Week 373: Two watches
October 25, 2025
- Our CEO wears two watches, one on each wrist. Smart move for a guy selling a lot of luxury watch ads. We call it #watchwatch.
- Lachie (massive running guy) doesn’t listen to anything when he runs. He just raw dogs it. Just the sounds of the street and his own breathing.
- My floors guy is back to sand some more of our floors. I love a guy who loves his job. I feel the same way about our plasterer. Our floor guy loves to show me the grain, and talk about the pinks tones running through the wood, and how they don’t board floors like they used to, and how his guy in Lewes has a lot of spare boards but his guy at the wood store in Brighton might also have a couple. Oh and he LOVES pointing out where someone has lifted up a board and then replaced it with the wrong kind of nails. His machines make barely any dust. He doesn’t even put a plastic covering over the doorframe.
- Because of the floor guy being back, several of the rooms in our house now contain too much furniture and it all feels a bit intense with the kids flying around.

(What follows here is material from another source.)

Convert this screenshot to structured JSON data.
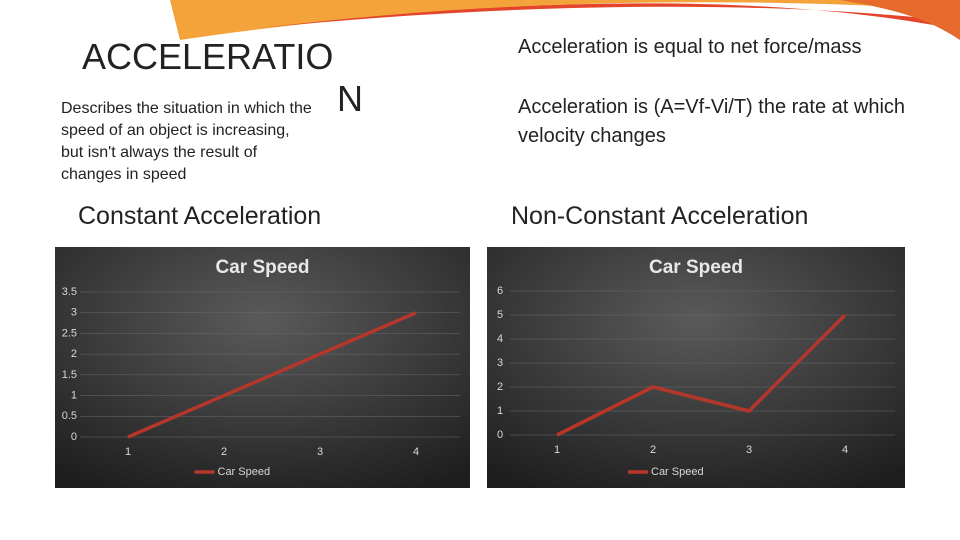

- If you were to ask me “which of your kids is more likely to walk into a lamp-post” the answer is definitely Chaz, but the truth is that he has never done that and E has done it twice. She is also incapable of sitting still at the dinner table whereas Chaz will plop himself down and set about whatever meal we’ve given him.
- I went to Chelsea on Wednesday for drinks and snacks with my most recent work best friend. She stopped being my work best friend when she very rudely left the FT. I haven’t been betrayed so deeply since Edds left in 2021!
- I asked one of my colleagues if she knew anyone before joining the FT and she said in a very deadpan way that no, that she was a “dry hire”.
- Local news for local people: Back in February the local council voted through some changes to school catchments that would keep all of the city’s schools viable by rebalancing the catchments, and give more opportunity to some children to attend different schools if they lived in a catchment area where there was only one school. Following the successful council vote, local parents and some governors from local schools objected to every single change the council had made. The objections (a great many of them) went to the schools adjudicator who is able to either uphold the changes or revert them if they find them to be improper or have been made improperly. This Monday, to my delight, the adjudicator finally dropped a 150 page document containing a clinical dissection of every single objection, and upheld all but two of the council’s changes.
- My favourite objection was that the changes are sexist because if they resulted in longer travel times to schools it would be the objector’s wife who had to deal with that, and reduce her working hours, because she earns less than him. If you’d like to see a serious consideration by a serious person as to if these changes are in fact discriminatory against women, that is covered in section 433.